For years the episode stayed vividly in my mind, though at the time I refused to see it as a bad omen. I never forgot the unhappy singer, however. Whenever I thought of him, I remembered what Grandmother had said. Unfortunately, I did not mind Abby’s advice, and on June 4, 1955, I walked down the aisle on Quintín’s arm.
Quintín was very much in love with me. After the young man’s suicide, he began to have trouble sleeping, and he would wake up in the middle of the night bathed in sweat. One day he came to visit me in anguish and asked me to forgive him. “An ungovernable temper is a detestable thing,” he said. “One ceases to be oneself and becomes another; it’s as if the devil himself crept up under your skin.” He didn’t want to be like his father, his grandfather, or the rest of his ancestors, he added, who were descended from the Spanish Conquistadors. They all had wrathful dispositions and, worse yet, were proud of it, insisting that rashness was a necessary condition for bravery. But there would be no getting away from them if I didn’t help him wrench himself from the morass of heredity.
It was after lunch, the hour of the siesta, and everyone else in the house was sleeping, stretched out lightly on their beds without bothering to take their clothes off. We were sitting as usual on the veranda’s sofa, and the afternoon heat intensified our wooing. We kissed and embraced a dozen times under the flowering jasmine that hid us from intruding eyes. “Love is the only true antidote to violence,” Quintín said to me. “In my family, terrible things have happened which I find difficult to forget.”
It was then that we made our pledge. We promised we would examine carefully the origins of anger in each of our families as if it were a disease, and in this way avoid, during the life we were to share together, the mistakes our forebears had made. The rest of that summer, we spent many afternoons together, holding hands on the veranda and telling each other our family histories as Grandmother came and went busily through the house, performing her household chores.
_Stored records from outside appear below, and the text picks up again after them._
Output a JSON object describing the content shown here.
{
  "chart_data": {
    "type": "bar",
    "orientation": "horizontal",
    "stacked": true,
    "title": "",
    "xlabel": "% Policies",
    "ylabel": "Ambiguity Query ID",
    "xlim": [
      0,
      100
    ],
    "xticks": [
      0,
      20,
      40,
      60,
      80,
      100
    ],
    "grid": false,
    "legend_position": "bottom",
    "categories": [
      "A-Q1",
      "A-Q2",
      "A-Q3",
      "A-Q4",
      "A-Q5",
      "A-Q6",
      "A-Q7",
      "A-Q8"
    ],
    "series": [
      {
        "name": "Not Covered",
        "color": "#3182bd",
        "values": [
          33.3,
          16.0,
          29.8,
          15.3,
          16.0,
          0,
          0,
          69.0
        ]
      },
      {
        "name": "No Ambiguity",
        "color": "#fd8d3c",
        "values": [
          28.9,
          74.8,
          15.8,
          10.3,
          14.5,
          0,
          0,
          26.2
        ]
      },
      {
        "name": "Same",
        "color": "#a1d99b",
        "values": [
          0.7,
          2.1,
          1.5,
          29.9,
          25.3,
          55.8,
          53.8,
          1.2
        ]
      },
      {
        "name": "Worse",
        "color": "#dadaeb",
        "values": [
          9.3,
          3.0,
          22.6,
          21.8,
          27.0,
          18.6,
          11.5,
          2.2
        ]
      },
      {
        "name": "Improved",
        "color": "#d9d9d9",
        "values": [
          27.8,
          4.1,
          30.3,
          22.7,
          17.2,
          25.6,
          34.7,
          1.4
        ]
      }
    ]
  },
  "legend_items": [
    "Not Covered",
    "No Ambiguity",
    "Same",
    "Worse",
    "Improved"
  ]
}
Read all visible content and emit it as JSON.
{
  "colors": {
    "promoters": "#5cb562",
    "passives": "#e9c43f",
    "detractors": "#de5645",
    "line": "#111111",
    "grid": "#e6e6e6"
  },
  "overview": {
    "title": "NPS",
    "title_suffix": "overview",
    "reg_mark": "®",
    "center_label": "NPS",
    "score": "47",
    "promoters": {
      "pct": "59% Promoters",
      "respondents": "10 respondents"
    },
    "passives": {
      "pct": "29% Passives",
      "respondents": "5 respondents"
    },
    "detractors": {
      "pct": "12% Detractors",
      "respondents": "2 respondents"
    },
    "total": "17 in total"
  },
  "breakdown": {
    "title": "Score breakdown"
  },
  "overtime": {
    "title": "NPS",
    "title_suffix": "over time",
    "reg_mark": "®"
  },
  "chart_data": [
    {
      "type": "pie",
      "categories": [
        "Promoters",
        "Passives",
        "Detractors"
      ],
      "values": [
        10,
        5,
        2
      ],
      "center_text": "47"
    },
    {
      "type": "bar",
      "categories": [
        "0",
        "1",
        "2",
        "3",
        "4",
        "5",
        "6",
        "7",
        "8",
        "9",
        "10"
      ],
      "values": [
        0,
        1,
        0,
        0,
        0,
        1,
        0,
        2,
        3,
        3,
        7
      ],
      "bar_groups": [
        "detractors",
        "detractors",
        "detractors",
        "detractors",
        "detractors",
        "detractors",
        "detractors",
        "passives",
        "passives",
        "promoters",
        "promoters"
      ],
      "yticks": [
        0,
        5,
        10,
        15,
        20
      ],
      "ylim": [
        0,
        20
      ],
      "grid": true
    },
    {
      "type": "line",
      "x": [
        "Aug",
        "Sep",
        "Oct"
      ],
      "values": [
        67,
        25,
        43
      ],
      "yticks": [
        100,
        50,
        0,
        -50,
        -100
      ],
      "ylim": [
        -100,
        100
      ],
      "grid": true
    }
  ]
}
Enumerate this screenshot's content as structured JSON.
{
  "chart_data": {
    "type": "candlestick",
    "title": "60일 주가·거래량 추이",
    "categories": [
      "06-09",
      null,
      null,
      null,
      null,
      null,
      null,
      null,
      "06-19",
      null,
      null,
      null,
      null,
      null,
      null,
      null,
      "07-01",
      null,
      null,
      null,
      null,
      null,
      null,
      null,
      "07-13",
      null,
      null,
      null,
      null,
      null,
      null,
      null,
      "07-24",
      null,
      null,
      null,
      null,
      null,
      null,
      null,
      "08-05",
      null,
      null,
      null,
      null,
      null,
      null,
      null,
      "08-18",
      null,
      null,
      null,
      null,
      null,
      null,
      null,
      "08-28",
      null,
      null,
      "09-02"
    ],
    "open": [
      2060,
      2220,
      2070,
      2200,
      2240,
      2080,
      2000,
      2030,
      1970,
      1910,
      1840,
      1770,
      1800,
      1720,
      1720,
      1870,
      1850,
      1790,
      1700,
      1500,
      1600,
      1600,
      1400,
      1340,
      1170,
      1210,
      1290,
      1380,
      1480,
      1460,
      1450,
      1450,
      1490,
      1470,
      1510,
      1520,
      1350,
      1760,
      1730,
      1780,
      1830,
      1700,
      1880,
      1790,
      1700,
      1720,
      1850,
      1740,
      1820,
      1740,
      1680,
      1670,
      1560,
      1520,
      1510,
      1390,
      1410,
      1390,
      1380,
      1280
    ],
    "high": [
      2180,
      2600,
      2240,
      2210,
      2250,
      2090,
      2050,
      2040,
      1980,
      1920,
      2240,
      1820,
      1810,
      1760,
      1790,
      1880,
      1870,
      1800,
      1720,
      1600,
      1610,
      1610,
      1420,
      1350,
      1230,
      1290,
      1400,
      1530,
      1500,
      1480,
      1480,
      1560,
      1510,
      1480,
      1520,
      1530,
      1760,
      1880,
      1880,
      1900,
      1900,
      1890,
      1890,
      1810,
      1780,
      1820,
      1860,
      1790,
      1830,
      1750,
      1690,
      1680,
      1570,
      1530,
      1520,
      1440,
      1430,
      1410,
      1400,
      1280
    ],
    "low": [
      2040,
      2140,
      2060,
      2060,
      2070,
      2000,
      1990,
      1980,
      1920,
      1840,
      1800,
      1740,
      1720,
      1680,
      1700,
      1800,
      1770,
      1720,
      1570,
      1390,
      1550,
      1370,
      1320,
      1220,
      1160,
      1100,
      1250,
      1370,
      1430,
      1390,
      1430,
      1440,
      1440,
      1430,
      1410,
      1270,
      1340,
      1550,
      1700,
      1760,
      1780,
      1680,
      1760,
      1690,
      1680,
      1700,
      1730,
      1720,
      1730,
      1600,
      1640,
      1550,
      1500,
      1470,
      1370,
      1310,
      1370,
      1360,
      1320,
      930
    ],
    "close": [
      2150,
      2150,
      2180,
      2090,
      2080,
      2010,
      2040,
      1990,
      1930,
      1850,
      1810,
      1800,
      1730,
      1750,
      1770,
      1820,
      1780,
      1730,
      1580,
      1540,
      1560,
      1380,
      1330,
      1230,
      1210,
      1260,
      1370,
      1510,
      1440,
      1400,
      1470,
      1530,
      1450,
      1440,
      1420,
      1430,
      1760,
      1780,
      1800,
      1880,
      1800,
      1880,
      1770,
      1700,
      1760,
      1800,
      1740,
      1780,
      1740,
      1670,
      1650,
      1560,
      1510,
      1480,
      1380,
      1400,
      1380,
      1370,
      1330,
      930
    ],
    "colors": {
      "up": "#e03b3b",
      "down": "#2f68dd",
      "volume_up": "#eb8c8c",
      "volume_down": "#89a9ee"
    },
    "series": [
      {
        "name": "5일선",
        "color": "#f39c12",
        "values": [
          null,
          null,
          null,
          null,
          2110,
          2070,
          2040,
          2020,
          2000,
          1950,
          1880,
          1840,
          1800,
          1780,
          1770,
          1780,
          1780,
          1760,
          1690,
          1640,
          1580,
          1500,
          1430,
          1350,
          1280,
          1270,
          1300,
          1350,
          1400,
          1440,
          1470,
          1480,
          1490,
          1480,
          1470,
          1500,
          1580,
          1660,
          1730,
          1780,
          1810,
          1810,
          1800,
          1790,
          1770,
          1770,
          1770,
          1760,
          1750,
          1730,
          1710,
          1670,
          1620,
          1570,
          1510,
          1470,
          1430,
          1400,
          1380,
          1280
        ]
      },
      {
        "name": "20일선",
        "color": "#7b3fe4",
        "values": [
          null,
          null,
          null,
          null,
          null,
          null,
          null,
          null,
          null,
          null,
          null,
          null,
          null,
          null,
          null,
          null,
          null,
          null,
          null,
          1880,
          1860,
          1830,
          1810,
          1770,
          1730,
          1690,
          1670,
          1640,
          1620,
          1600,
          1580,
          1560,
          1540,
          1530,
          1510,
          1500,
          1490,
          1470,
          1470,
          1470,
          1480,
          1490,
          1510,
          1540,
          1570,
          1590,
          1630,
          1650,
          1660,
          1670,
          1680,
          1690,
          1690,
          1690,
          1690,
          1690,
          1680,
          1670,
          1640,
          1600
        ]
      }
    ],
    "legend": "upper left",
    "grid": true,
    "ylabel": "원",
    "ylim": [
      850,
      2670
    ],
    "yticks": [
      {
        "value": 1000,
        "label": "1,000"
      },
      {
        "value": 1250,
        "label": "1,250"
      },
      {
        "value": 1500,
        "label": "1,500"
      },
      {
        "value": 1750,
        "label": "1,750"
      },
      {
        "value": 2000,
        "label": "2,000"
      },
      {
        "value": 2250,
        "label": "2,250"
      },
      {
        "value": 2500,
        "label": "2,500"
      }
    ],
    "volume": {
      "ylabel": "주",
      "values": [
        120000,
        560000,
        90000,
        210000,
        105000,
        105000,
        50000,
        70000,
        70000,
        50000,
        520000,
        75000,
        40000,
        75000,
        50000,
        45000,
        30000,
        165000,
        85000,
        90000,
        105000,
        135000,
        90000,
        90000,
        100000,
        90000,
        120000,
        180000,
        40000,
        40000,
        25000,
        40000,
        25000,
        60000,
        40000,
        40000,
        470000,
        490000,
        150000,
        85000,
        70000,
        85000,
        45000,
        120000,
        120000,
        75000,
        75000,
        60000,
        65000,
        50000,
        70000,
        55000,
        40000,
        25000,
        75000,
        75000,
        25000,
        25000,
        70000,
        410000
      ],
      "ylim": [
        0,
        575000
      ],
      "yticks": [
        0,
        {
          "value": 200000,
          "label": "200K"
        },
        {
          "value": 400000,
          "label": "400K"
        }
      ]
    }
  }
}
Years later, when I was living in the house on the lagoon, I began to write down some of those stories. My original purpose was to interweave the woof of my memories with the warp of Quintín’s recollections, but what I finally wrote was something very different.
HEN BUENAVENTURA MENDIZABAL, QUINTÍN’S
father, arrived on the island, he built himself a wooden cottage on the far side of Alamares Lagoon, a forgotten stretch of land that had been only partially cleared of wild vines and thickets. There was a spring nearby which the residents of the area had once used. A stone fountain built around it had been maintained by a caretaker, since it was considered public property. In recent years, however, people had forgotten all about it. The caretaker, an arthritic old man who lived next to the spring, had stopped keeping it up, and soon the mangrove swamp had enveloped it completely.
Half a kilometer down the beach stood the beautiful houses of Alamares, one of the most exclusive suburbs of San Juan. Alamares stood on a strip of land crossed by a palm-crested avenue—Ponce de León Avenue—with water on either side: the Atlantic Ocean to the north, and Alamares Lagoon to the south. The more public side of the avenue looked out to the Atlantic, where the surf was always swelling and battering the sand dunes; and the more private one opened onto the quiet beach of the lagoon. This beach ended in a huge mangrove swamp, and only the tip of it was visible from Alamares. When he moved to the area, Buenaventura built a modest cottage precisely at this site, where the mangrove swamp met the private beach of the lagoon.